Job matching is a process that involves decision to whether a job vacancy is relevant, given the profile of job seeker and vice versa. It requires thorough understanding of job seeker and vacancy in order to match them bidirectionally. Bidirectional matching through measuring the degree of semantic similarity of job descriptions in vacancies and candidate job seekers has been a challenging task in the job recruitment industry. The challenges are associated with i) lack of information due to job seeker inability or resistance to provide sufficient data, ii) difficulty in modeling job seekers and/or vacancies and iii) the complexity of matching process itself.
Fortunately, the Internet and advancement of information technology provide opportunities that help deal with these challenges. Availability of huge online data about job descriptions which has been entered by job seekers and job holders can be utilized to understand job seekers.
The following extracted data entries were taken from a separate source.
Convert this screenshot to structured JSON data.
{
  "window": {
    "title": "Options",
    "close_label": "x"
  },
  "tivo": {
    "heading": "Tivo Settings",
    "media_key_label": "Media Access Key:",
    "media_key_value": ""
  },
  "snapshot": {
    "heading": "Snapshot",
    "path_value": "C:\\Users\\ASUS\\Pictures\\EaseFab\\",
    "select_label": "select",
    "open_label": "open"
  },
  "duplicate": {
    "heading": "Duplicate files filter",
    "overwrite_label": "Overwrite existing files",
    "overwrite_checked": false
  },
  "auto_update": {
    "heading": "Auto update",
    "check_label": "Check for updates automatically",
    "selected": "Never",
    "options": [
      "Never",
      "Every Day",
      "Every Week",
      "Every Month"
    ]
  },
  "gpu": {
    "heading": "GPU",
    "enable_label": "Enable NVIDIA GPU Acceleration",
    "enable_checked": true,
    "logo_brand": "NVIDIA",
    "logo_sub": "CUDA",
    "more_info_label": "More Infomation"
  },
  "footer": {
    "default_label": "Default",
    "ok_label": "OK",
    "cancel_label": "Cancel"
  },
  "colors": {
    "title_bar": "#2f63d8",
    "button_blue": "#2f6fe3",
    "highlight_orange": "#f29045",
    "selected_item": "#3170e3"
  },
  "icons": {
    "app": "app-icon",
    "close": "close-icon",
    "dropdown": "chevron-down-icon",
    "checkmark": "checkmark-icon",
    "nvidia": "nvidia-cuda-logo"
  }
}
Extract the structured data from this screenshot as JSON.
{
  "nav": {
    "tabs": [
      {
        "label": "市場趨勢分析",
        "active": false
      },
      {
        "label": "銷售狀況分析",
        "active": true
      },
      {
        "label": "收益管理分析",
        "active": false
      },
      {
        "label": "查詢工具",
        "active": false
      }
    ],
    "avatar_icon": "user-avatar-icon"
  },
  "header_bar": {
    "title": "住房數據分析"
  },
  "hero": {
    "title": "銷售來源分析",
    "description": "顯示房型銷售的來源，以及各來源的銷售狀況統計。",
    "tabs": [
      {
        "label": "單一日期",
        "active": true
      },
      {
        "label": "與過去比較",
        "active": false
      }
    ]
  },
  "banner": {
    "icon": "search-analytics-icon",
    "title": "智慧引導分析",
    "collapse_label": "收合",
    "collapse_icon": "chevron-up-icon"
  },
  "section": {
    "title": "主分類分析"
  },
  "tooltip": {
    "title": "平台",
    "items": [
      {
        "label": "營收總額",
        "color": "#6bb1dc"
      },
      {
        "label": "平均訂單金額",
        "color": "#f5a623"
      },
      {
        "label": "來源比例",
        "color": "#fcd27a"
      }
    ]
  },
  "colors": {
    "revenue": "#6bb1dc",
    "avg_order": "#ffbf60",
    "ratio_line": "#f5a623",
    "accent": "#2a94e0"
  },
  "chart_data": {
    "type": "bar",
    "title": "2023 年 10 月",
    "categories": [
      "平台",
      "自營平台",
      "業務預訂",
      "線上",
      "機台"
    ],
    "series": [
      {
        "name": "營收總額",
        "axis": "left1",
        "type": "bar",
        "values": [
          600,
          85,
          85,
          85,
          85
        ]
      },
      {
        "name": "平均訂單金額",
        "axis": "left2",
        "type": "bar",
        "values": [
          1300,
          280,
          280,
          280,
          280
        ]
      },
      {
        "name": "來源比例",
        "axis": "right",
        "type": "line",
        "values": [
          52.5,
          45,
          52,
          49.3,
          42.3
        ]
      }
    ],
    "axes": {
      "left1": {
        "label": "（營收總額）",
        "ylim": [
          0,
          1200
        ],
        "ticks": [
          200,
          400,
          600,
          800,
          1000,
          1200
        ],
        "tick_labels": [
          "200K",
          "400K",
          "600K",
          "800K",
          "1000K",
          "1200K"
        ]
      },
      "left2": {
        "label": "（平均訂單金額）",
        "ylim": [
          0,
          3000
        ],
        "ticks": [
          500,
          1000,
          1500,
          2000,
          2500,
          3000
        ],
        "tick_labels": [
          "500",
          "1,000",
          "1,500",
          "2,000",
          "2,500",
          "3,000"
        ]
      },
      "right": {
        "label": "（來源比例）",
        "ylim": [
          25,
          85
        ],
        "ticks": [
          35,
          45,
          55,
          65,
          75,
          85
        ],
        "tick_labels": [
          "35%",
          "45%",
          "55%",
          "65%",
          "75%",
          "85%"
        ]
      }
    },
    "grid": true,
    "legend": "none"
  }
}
Large volume of online vacancy data can be exploited to portray the current demand of the job market. Prevalence of technological advancements to handle the size of big data and the complexities of the matching process makes job matching feasible to address.
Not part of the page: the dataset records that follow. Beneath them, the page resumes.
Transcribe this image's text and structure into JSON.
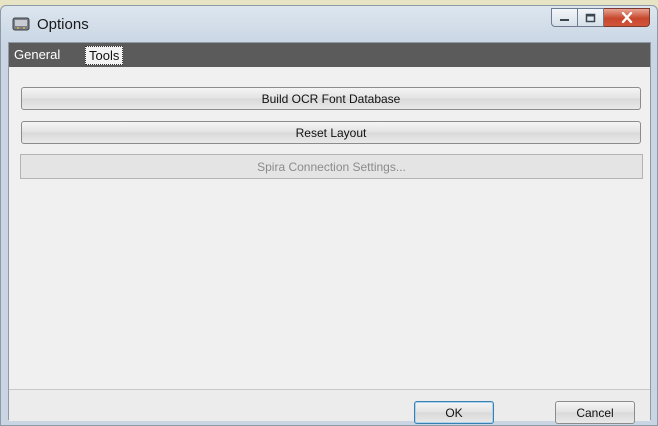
{
  "window": {
    "title": "Options",
    "controls": {
      "minimize": "minimize-icon",
      "maximize": "maximize-icon",
      "close": "close-icon"
    }
  },
  "tabs": [
    {
      "label": "General",
      "selected": false
    },
    {
      "label": "Tools",
      "selected": true
    }
  ],
  "tools": {
    "build_ocr_label": "Build OCR Font Database",
    "reset_layout_label": "Reset Layout",
    "spira_label": "Spira Connection Settings...",
    "spira_enabled": false
  },
  "footer": {
    "ok_label": "OK",
    "cancel_label": "Cancel"
  },
  "colors": {
    "tab_strip": "#5b5b5b",
    "client_bg": "#f0f0f0",
    "close_button": "#c7472d"
  }
}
Understanding the job seeker presupposes obtaining more information about the job seeker directly from himself, i.e., through resumé and web survey, or through others, i.e., from social network. This research investigates tools and techniques, and implements a web-based user interface, i.e., a context-aware Dynamic Text Field (DTF), that allows users to enter data of their choice but with guidance using autocompletion. Moreover, this study identifies methods that measure the skills, expertise and experience of a job seeker and investigates the importance of using social networking data as input to user modeling that determines the strength of skills to be used for recommending matching job vacancies.
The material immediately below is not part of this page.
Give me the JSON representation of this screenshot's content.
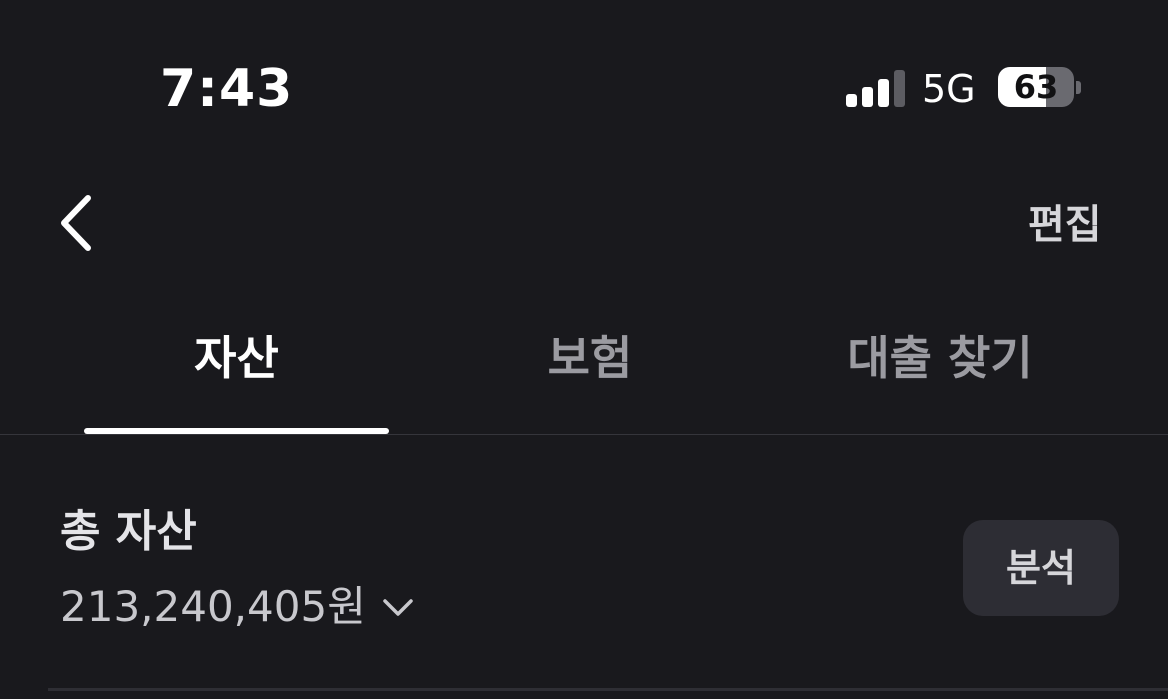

In addition to job seekers, job matching requires understanding and modeling of vacancies. Though online vacancies are publicly available, due to overwhelming volume of data, job seekers are not able to easily find relevant vacancy for their skill or are unable to analyze the requirements to estimate its relevance. Analyzing vacancies as well as optimizing the matching process, on one hand, and exploiting the available opportunities of big data and technological advancement, on the other hand, are of paramount importance to pursue a novel approach of job matching.
This research employs solutions that learn from data (as opposed to rules) because they perform better at handling job seekers and vacancy data in the ever changing market. One of the methods to address these challenges is applying Machine Learning – data-intensive techniques to model job seekers and
vacancies – and get a better matching. It explores matching job vacancies with job seekers using data from online vacancies, occupational standards, resumés, job seeker’s self-assessment, and social network data. Deep unsupervised feature learning, which is a kind of machine learning, is applied to develop
a novel bidirectional matching of job seeker and vacancy through modeling the former using data from self-assessment, resumé parsing and social network, and the latter using vacancy parsing and enriching it via occupational standards. The choice of the data is based on its suitability to model different aspects of job seeker and vacancy. Machine learning is chosen because of the dynamics of job market, i.e, the jobs change so frequently that developing rules is practically infeasible, whereas learning from data is feasible with the availability of large online data, and robust computational resources.
The results of this endeavor are i) development of algorithm for context-aware DTF for user profile survey; ii) a new technique to measure skill relevance using social network-enhanced job seeker modeling; iii) improved relevance ranking of job vacancies through feature enriching by job titles and descriptions from standard occupations.